At his weekly Thursday afternoon press conference, Minister Overseeing the Office of the Prime Minister János Lázár announced that the government intends to introduce an additional tax on the tobacco industry of HUF 4 (USD 0.013) per cigarette.
Minister Lázár explained that the government “would use every means to increase the burden on the tobacco industry in order to decrease smoking in Hungary”. He said the additional revenue would help offset the HUF 23 billion budget shortfall arising from the European Commission finding that the supermarket inspection fee increased manyfold at the beginning of 2015 runs afoul of EU law.

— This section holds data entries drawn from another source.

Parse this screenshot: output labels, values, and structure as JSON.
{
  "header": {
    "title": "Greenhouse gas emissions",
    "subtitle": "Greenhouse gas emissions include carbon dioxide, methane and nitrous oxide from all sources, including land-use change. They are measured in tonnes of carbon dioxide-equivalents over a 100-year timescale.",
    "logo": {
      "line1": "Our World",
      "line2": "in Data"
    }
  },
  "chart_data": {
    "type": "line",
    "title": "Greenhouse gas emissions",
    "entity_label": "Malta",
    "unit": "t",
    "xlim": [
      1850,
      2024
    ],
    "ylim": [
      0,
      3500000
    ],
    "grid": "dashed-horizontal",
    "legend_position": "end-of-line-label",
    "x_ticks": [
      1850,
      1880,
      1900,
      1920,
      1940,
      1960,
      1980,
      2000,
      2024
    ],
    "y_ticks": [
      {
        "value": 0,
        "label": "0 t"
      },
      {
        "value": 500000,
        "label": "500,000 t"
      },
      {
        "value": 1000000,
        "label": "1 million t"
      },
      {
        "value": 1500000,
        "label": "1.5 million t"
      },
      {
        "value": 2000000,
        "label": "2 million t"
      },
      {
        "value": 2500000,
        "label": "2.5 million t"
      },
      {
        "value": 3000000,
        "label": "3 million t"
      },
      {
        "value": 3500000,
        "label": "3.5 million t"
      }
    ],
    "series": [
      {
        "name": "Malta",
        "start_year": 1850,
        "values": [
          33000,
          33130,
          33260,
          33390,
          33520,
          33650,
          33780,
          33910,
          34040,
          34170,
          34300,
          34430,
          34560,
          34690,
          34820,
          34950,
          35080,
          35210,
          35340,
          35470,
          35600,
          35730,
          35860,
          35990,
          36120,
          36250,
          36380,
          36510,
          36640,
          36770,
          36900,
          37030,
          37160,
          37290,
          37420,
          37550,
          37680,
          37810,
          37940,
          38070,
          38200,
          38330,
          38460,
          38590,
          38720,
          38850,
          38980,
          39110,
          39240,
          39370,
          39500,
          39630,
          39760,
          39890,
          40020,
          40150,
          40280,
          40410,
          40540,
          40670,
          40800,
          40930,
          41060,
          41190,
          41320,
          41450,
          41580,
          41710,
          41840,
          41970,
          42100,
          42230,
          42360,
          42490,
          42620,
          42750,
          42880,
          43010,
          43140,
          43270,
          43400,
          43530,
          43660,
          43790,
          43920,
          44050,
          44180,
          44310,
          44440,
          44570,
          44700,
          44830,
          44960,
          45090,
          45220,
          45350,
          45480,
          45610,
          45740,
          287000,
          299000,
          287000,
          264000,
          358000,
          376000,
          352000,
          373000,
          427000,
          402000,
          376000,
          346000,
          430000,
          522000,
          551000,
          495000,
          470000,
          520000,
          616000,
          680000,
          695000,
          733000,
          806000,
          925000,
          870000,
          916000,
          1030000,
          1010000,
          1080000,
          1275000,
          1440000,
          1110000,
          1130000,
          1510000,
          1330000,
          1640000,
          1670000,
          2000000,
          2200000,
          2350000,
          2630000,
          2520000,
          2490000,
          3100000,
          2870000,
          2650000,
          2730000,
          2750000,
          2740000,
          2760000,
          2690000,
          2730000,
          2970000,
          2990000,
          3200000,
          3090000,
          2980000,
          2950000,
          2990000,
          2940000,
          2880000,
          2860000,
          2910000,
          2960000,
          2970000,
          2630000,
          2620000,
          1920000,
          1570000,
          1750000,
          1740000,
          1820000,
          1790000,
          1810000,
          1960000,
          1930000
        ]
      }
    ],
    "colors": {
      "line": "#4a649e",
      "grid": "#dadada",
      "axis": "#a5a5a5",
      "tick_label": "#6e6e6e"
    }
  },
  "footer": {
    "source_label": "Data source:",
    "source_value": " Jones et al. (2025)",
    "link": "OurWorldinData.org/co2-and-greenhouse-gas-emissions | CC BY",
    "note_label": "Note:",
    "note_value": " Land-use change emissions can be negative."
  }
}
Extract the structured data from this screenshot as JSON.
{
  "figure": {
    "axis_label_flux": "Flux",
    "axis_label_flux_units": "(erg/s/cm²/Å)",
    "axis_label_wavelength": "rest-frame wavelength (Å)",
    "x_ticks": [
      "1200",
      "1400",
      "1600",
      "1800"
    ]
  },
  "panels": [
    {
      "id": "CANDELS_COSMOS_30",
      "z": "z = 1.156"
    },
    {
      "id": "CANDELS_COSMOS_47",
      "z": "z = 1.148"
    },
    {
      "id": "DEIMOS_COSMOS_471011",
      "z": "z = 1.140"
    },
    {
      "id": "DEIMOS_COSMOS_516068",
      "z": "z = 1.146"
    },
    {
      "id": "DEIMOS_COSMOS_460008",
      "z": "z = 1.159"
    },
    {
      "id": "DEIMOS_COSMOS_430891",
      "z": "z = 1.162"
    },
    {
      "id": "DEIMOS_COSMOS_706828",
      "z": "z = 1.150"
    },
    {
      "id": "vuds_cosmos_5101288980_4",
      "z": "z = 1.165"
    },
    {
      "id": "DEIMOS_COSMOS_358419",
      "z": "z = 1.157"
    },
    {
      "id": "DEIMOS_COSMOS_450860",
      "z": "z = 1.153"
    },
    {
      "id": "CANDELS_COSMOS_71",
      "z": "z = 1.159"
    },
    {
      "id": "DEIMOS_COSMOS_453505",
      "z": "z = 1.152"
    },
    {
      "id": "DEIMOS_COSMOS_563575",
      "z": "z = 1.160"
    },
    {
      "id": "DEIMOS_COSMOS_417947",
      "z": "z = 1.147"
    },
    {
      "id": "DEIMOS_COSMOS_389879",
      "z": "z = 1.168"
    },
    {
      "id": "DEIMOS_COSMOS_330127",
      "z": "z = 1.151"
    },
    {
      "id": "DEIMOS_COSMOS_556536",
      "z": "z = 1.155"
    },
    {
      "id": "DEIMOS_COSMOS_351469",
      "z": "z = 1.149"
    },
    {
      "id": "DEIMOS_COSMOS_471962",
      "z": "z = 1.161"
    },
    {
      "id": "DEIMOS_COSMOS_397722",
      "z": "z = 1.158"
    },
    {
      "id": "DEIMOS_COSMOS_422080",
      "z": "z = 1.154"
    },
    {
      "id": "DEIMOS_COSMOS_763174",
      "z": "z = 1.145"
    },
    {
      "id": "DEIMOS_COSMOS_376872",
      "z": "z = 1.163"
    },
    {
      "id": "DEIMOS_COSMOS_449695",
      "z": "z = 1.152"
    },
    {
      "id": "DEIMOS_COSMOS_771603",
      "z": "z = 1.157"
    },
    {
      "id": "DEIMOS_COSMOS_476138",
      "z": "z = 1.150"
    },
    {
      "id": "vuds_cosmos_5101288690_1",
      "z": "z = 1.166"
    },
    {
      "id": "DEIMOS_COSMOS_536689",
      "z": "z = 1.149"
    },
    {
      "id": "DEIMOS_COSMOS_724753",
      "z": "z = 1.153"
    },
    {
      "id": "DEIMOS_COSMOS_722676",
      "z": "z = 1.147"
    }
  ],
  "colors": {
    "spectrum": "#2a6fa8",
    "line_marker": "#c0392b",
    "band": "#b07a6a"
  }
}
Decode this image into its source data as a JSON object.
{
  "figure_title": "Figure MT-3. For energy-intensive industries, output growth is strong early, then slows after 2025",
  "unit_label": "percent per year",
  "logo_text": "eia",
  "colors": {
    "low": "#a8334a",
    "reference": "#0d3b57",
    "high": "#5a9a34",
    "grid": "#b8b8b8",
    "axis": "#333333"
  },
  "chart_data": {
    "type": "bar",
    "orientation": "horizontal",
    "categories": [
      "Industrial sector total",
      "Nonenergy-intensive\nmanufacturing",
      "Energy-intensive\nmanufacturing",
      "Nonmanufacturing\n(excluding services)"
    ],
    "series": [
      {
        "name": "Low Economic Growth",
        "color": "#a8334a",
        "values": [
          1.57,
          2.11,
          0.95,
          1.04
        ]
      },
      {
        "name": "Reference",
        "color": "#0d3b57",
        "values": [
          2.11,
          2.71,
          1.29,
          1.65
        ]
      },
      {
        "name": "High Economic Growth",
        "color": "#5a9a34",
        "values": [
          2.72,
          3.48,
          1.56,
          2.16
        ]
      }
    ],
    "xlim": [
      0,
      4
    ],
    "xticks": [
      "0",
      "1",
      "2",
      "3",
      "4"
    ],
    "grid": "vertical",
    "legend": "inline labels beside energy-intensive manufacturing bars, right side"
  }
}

Lázár also announced that the government was examining the employment policies of multinational companies, as well as how other EU member countries oblige supermarket chains to “assume a larger share of public costs”. He said larger companies ought to employ more people, and there were grounds to reports that the government was considering introducing legislation to this effect.
The government of Hungary has a monopoly on the distribution and sale of tobacco products in the country. Tobacco products may only be sold at so-called “National Tobacco Shops” franchises which, in turn, from March of this year are required to purchase all of their tobacco products from one government designated distributor. The decision to take away the right to sell tobacco products from grocery stores and other retailers deprived them of an important source of revenue, and many have since gone out of business.
The nationalization of tobacco retailing also resulted in a dramatic increase in black market cigarette sales.